Treatment nonadherence and clinical inertia perpetuate poor cardiovascular disease (CVD) risk factor control. Telemedicine interventions may counter both treatment nonadherence and clinical inertia.

INTRODUCTION

We explored why a telemedicine intervention designed to reduce treatment nonadherence and clinical inertia did not improve CVD risk factor control, despite enhancing treatment adherence versus usual care.

METHODS

In this analysis of a randomized trial, we studied recipients of the 12-month telemedicine intervention. This intervention comprised two nurse-administered components: (1) monthly self-management education targeting improved treatment adherence; and (2) quarterly medication management facilitation designed to support treatment intensification by primary care (thereby reducing clinical inertia). For each medication management facilitation encounter, we ascertained whether patients met treatment goals, and if not, whether primary care recommended treatment intensification following the encounter. We assessed disease control associated with encounters, where intensification was/was not recommended.

RESULTS

We examined 455 encounters across 182 intervention recipients (100% African Americans with type 2 diabetes). Even after accounting for valid reasons for deferring intensification (e.g., treatment nonadherence), intensification was not recommended in 67.5% of encounters in which hemoglobin A1c was above goal, 72.5% in which systolic blood pressure was above goal, and 73.9% in which low-density lipoprotein cholesterol was above goal. In each disease state, treatment intensification was more likely with poorer control.

CONCLUSIONS

Despite enhancing treatment adherence, this intervention was unsuccessful in countering clinical inertia, likely explaining its lack of effect on CVD risk factors. We identify several lessons learned that may benefit investigators and healthcare systems.

摘要

背景

治疗不依从和临床惰性会持续导致心血管疾病(CVD)风险因素控制不佳。

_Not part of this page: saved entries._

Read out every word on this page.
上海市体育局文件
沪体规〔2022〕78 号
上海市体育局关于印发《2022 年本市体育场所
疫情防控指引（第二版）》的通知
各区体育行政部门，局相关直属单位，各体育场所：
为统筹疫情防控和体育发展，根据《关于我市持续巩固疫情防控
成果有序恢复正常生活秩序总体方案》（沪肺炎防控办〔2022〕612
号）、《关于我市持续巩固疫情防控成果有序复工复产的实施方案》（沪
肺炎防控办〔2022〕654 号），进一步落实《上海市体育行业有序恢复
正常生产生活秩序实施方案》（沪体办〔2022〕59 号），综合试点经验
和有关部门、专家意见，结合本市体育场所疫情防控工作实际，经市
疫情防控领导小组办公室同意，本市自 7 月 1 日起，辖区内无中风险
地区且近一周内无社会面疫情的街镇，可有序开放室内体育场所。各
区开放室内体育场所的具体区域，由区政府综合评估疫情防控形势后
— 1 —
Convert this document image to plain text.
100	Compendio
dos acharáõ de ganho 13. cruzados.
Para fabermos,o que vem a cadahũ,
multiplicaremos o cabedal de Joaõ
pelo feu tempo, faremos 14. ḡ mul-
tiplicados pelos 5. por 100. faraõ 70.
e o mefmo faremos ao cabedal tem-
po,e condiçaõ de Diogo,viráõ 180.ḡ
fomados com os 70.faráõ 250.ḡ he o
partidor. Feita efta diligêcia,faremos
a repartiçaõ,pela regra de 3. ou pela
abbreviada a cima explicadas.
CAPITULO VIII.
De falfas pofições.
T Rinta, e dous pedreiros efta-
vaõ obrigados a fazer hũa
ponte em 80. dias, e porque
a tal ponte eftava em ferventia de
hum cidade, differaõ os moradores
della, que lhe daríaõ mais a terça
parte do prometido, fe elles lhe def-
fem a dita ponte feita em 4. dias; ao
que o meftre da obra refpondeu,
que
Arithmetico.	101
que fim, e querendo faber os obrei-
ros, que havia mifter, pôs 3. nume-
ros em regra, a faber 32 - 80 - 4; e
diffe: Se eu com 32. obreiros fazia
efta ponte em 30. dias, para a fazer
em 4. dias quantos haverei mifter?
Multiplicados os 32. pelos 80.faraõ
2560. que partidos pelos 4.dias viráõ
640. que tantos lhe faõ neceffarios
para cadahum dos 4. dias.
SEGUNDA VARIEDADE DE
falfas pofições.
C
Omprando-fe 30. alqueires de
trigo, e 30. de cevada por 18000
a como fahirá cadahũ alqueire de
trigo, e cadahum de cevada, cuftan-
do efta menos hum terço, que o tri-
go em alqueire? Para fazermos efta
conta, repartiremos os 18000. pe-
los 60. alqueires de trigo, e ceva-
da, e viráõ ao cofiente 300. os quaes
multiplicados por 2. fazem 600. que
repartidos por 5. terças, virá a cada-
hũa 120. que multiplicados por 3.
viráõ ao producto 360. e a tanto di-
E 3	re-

远程医疗干预措施可能会同时对抗治疗不依从和临床惰性。

介绍

我们探讨了为什么旨在减少治疗不依从和临床惰性的远程医疗干预措施尽管与常规护理相比提高了治疗依从性,但并未改善 CVD 风险因素控制。

方法

在这项随机试验的分析中,我们研究了接受 12 个月远程医疗干预的患者。该干预措施包括两个由护士管理的组成部分:(1)每月自我管理教育,旨在提高治疗依从性;(2)每季度药物管理促进,旨在通过初级保健支持治疗强化(从而减少临床惰性)。对于每次药物管理促进会诊,我们确定患者是否达到治疗目标,如果没有达到,在会诊后初级保健是否建议进行治疗强化。我们评估了与会诊相关的疾病控制,其中是否推荐了强化治疗。

结果

我们检查了 182 名干预接受者中的 455 次会诊(100%为患有 2 型糖尿病的非裔美国人)。即使考虑到延迟强化治疗的合理原因(例如治疗不依从),在糖化血红蛋白高于目标的会诊中,建议强化治疗的比例为 67.5%;在收缩压高于目标的会诊中,建议强化治疗的比例为 72.5%;在低密度脂蛋白胆固醇高于目标的会诊中,建议强化治疗的比例为 73.9%。在每种疾病状态下,治疗强化的可能性都与控制效果较差有关。

结论

尽管提高了治疗依从性,但该干预措施在对抗临床惰性方面并不成功,这可能解释了它对 CVD 风险因素没有效果的原因。我们确定了一些可能对研究人员和医疗保健系统有益的经验教训。